What is the point of allowing the user to connect if they do not have a decryption key and all tables are encrypted? You need to edit your question to describe your use case in more detail.
Access control for each user is more flexible. Suppose you use encryption, and one day you want to disable access for one specific user. You will need to change the key, which means that you must re-encrypt all the data with the new key, and then notify all other users of the updated key. It is very uncomfortable.
If you just use your login or your GRANT privileges to control access, you can disable any user account and / or use REVOKE to change your privileges. All other users will still have the access that they did before.
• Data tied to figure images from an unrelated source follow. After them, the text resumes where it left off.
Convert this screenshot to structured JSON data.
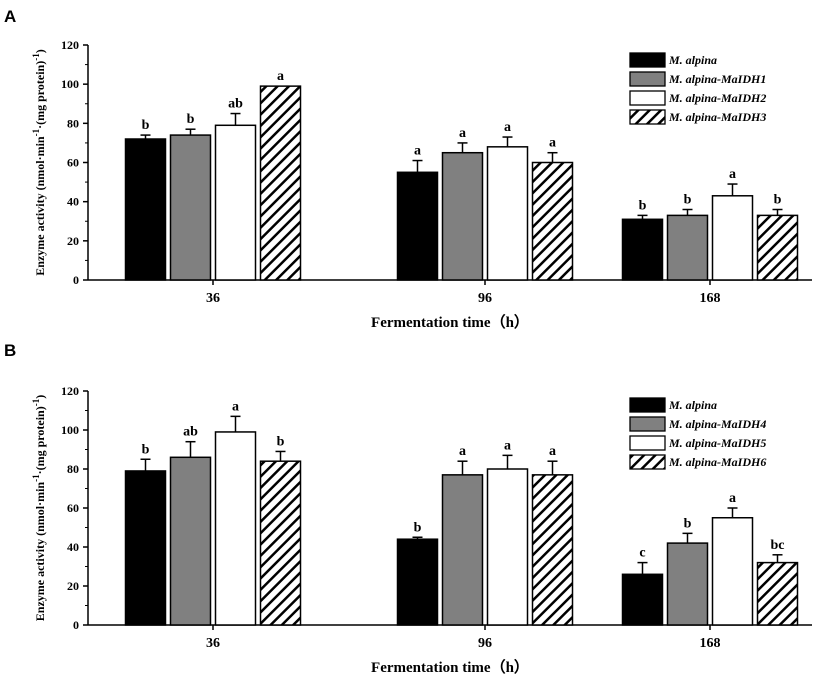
{
  "colors": {
    "series": [
      "#000000",
      "#808080",
      "#ffffff",
      "hatch"
    ],
    "stroke": "#000000"
  },
  "chart_data": [
    {
      "type": "bar",
      "panel": "A",
      "categories": [
        "36",
        "96",
        "168"
      ],
      "series": [
        {
          "name": "M. alpina",
          "values": [
            72,
            55,
            31
          ],
          "errors": [
            2,
            6,
            2
          ],
          "letters": [
            "b",
            "a",
            "b"
          ]
        },
        {
          "name": "M. alpina-MaIDH1",
          "values": [
            74,
            65,
            33
          ],
          "errors": [
            3,
            5,
            3
          ],
          "letters": [
            "b",
            "a",
            "b"
          ]
        },
        {
          "name": "M. alpina-MaIDH2",
          "values": [
            79,
            68,
            43
          ],
          "errors": [
            6,
            5,
            6
          ],
          "letters": [
            "ab",
            "a",
            "a"
          ]
        },
        {
          "name": "M. alpina-MaIDH3",
          "values": [
            99,
            60,
            33
          ],
          "errors": [
            0,
            5,
            3
          ],
          "letters": [
            "a",
            "a",
            "b"
          ]
        }
      ],
      "title": "",
      "xlabel": "Fermentation time（h）",
      "ylabel_main": "Enzyme activity (nmol·min",
      "ylabel_sup1": "-1",
      "ylabel_mid": "·(mg protein)",
      "ylabel_sup2": "-1",
      "ylabel_end": ")",
      "ylim": [
        0,
        120
      ],
      "yticks": [
        0,
        20,
        40,
        60,
        80,
        100,
        120
      ],
      "legend_position": "top-right",
      "grid": false
    },
    {
      "type": "bar",
      "panel": "B",
      "categories": [
        "36",
        "96",
        "168"
      ],
      "series": [
        {
          "name": "M. alpina",
          "values": [
            79,
            44,
            26
          ],
          "errors": [
            6,
            1,
            6
          ],
          "letters": [
            "b",
            "b",
            "c"
          ]
        },
        {
          "name": "M. alpina-MaIDH4",
          "values": [
            86,
            77,
            42
          ],
          "errors": [
            8,
            7,
            5
          ],
          "letters": [
            "ab",
            "a",
            "b"
          ]
        },
        {
          "name": "M. alpina-MaIDH5",
          "values": [
            99,
            80,
            55
          ],
          "errors": [
            8,
            7,
            5
          ],
          "letters": [
            "a",
            "a",
            "a"
          ]
        },
        {
          "name": "M. alpina-MaIDH6",
          "values": [
            84,
            77,
            32
          ],
          "errors": [
            5,
            7,
            4
          ],
          "letters": [
            "b",
            "a",
            "bc"
          ]
        }
      ],
      "title": "",
      "xlabel": "Fermentation time（h）",
      "ylabel_main": "Enzyme activity (nmol·min",
      "ylabel_sup1": "-1",
      "ylabel_mid": "·(mg protein)",
      "ylabel_sup2": "-1",
      "ylabel_end": ")",
      "ylim": [
        0,
        120
      ],
      "yticks": [
        0,
        20,
        40,
        60,
        80,
        100,
        120
      ],
      "legend_position": "top-right",
      "grid": false
    }
  ]
}
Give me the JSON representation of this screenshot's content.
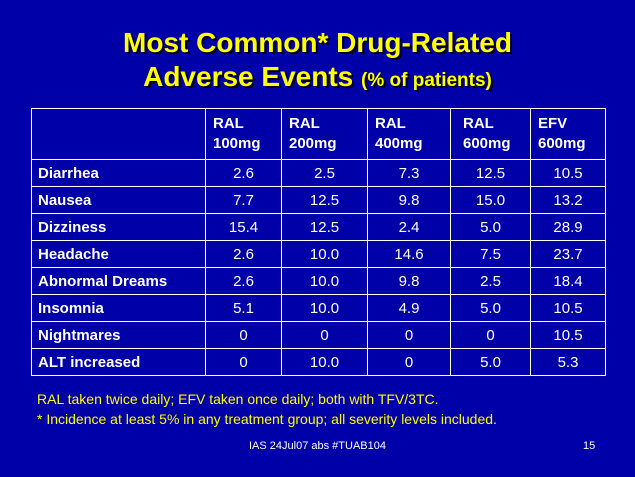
{
  "title": {
    "line1": "Most Common* Drug-Related",
    "line2": "Adverse Events",
    "line2_sub": "(% of patients)"
  },
  "table": {
    "headers": [
      {
        "l1": "RAL",
        "l2": "100mg"
      },
      {
        "l1": "RAL",
        "l2": "200mg"
      },
      {
        "l1": "RAL",
        "l2": "400mg"
      },
      {
        "l1": "RAL",
        "l2": "600mg"
      },
      {
        "l1": "EFV",
        "l2": "600mg"
      }
    ],
    "rows": [
      {
        "label": "Diarrhea",
        "values": [
          "2.6",
          "2.5",
          "7.3",
          "12.5",
          "10.5"
        ]
      },
      {
        "label": "Nausea",
        "values": [
          "7.7",
          "12.5",
          "9.8",
          "15.0",
          "13.2"
        ]
      },
      {
        "label": "Dizziness",
        "values": [
          "15.4",
          "12.5",
          "2.4",
          "5.0",
          "28.9"
        ]
      },
      {
        "label": "Headache",
        "values": [
          "2.6",
          "10.0",
          "14.6",
          "7.5",
          "23.7"
        ]
      },
      {
        "label": "Abnormal Dreams",
        "values": [
          "2.6",
          "10.0",
          "9.8",
          "2.5",
          "18.4"
        ]
      },
      {
        "label": "Insomnia",
        "values": [
          "5.1",
          "10.0",
          "4.9",
          "5.0",
          "10.5"
        ]
      },
      {
        "label": "Nightmares",
        "values": [
          "0",
          "0",
          "0",
          "0",
          "10.5"
        ]
      },
      {
        "label": "ALT increased",
        "values": [
          "0",
          "10.0",
          "0",
          "5.0",
          "5.3"
        ]
      }
    ]
  },
  "notes": {
    "line1": "RAL taken twice daily; EFV taken once daily; both with TFV/3TC.",
    "line2": "* Incidence at least 5% in any treatment group; all severity levels included."
  },
  "footer": {
    "citation": "IAS 24Jul07 abs #TUAB104",
    "page_number": "15"
  },
  "colors": {
    "background": "#0000a8",
    "title": "#ffff00",
    "notes": "#ffff00",
    "table_text": "#ffffff"
  }
}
It is much simpler.
In addition, MySQL does not have the global option "encrypt all tables". It does not even have the ability to encrypt all the data inserted in this table.
MySQL has some encryption functions , such as AES_ENCRYPT() , but it is processed at the level of individual SQL expressions:
INSERT INTO MyTable SET someColumn = AES_ENCRYPT('Something sensitive', 'thePassword');
You will need to do this every time you insert or update a row.
Then decrypt the same every time you choose:
SELECT AES_DECRYPT(someColumn, 'thePassword') FROM MyTable...
Someone above MariaDB encryption mentioned. It does not do what you want. This means that the table space file on the disk is encrypted, but still the MariaDB server automatically decrypts it for everyone who connects to the server. Thus, it is no better than SQL access privileges. It also cannot encrypt query logs or error logs or binary logs.